Satusuaraexpress.co | Jakarta — Memastikan ketersediaan pangan yang aman, sehat, dan terjangkau bagi masyarakat menjadi fokus utama Pemerintah Kota Jakarta Timur. Untuk itu sekitar 30 personel gabungan melaksanakan operasi pengawasan keamanan pangan terpadu di enam pasar tradisional. Kegiatan ini tidak hanya memantau ketersediaan stok dan kestabilan harga, tetapi juga melakukan uji laboratorium secara langsung di lapangan.
Operasi yang dipimpin langsung oleh Wakil Wali Kota Jakarta Timur, Kusmanto, ini menyasar lokasi-lokasi strategis. Personel gabungan disebar ke Pasar Palmeriam, Pasar Kampung Ambon/Ampera, Pasar Pramuka, Pasar Rawamangun, Pasar Jatinegara, dan Pasar Cawang Kapling. Khusus di Pasar Palmeriam, lokasi tersebut dijadikan pusat kegiatan atau on the spot (OTS) pemeriksaan laboratorium dengan mendatangkan unit laboratorium keliling (mobile lab).
Kusmanto menegaskan bahwa kegiatan ini merupakan agenda rutin yang bertujuan menjamin kualitas pangan yang beredar. Pemeriksaan dilakukan secara menyeluruh terhadap berbagai komoditas, mulai dari hasil pertanian, peternakan, hingga perikanan.

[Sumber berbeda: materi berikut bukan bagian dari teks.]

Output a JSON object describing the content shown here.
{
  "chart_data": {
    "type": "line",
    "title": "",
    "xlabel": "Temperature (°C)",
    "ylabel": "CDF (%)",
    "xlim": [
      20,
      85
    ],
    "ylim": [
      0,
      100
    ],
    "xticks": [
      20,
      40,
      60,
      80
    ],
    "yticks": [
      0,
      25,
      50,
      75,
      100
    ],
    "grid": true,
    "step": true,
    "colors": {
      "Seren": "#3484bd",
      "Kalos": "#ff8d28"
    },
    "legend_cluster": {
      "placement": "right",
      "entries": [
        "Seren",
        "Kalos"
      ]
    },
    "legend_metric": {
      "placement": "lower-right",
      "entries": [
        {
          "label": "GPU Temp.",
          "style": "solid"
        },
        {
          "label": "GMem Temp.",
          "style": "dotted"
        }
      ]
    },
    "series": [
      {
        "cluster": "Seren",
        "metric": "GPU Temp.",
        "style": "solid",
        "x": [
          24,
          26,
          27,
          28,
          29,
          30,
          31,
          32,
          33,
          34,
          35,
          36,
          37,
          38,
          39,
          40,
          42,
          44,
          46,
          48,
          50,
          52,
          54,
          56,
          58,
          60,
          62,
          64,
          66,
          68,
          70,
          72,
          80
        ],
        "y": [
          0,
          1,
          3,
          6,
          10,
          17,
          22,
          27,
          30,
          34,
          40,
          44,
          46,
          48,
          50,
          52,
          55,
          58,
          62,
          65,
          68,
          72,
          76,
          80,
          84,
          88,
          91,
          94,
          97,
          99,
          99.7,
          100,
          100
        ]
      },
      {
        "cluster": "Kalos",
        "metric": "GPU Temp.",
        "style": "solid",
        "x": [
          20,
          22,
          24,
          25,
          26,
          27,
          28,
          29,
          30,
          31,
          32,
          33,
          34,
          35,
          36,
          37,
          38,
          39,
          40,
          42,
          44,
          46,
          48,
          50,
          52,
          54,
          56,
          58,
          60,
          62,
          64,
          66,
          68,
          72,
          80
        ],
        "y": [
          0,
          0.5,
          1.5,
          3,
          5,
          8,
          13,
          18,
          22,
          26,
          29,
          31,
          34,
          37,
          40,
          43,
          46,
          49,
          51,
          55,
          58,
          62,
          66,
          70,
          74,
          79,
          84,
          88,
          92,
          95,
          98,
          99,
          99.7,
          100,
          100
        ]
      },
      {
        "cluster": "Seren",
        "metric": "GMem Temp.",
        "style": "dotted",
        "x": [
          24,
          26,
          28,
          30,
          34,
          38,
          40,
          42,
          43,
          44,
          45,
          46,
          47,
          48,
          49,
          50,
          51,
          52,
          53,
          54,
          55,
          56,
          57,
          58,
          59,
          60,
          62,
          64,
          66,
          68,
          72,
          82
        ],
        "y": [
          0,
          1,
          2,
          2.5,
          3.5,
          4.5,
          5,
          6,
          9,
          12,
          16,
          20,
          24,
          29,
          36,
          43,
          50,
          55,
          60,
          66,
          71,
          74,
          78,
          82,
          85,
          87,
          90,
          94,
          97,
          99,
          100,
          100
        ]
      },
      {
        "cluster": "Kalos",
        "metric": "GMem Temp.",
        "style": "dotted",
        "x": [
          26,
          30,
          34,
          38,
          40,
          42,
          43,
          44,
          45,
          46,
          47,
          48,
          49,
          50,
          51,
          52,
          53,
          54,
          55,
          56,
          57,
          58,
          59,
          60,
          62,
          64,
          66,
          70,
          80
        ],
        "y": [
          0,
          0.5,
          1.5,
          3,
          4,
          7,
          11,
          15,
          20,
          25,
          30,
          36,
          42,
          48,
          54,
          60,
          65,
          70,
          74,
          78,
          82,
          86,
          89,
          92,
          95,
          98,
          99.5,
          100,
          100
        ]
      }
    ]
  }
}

Baca juga : Pemkot Jakarta Timur Perketat Pengelolaan Sampah Lewat SOP dan Instruksi Khusus
“Kita periksa komoditas jenis sayur-mayur, buah-buahan, daging sapi, ikan, daging ayam dan sebagainya. Ini kita lakukan untuk mengecek kondisi harga, stok, maupun kandungan di dalamnya,” ujar Kusmanto.
Selain aspek keamanan pangan, Kusmanto juga menyoroti kondisi pasar. Ia menilai Pasar Palmeriam yang berada di tengah pemukiman warga ini cukup ramai dan selalu menjaga kebersihannya. Ia pun mengimbau para pedagang untuk terus bekerja sama menjaga kebersihan lingkungan dan mendukung program pilah sampah dari sumbernya, demi kenyamanan bersama para konsumen.
Secara teknis, tim gabungan mengambil total 90 sampel produk pangan dari keenam pasar tersebut, dengan rincian 15 sampel untuk setiap pasar. Jenis komoditas yang diuji meliputi daging ayam, daging sapi, sayuran, buah-buahan, hingga beras. Pemeriksaan difokuskan pada deteksi residu pestisida, formalin, klorin, dan boraks (eber).
Kasubag TU Sudin Ketahanan Pangan Kelautan dan Pertanian (KPKP) Jakarta Timur Thomas Rudiyanto, memaparkan hasil temuan di lapangan. Dari sejumlah sampel yang diambil, ditemukan satu komoditas jenis nangka sayur yang positif mengandung formalin di Pasar Cawang Kavling.
Baca juga : Penertiban Lapangan Padel di Jakarta Timur: 27 dari 57 Belum Berizin, Akan Disegel
“Barang tersebut langsung kita musnahkan agar tidak dikonsumsi masyarakat. Untuk selanjutnya, pedagang terkait akan diberikan pembinaan,” jelas Thomas.
Barang yang terbukti mengandung zat kimia berbahaya tersebut langsung disita dan ditarik dari peredaran guna mencegah dampak buruk bagi kesehatan masyarakat.
Kegiatan pengawasan ini melibatkan sinergi yang kuat dari berbagai unsur instansi. Selain personel dari Sudin KPKP Jakarta Timur dan Dinas KPKP, tim juga melibatkan Korwas PPNS Polda Metro Jaya, Bagian Perekonomian Walikota, hingga jajaran kecamatan dan kelurahan setempat.
Keterlibatan juga datang dari perwakilan Unit Kerja Perangkat Daerah (UKPD) terkait seperti Sudin PPUPKM, Satpol PP, dan Dinas Lingkungan Hidup. Kolaborasi ini memastikan pengawasan berjalan komprehensif, tidak hanya dari sisi kesehatan pangan, tetapi juga ketertiban dan kebersihan pasar.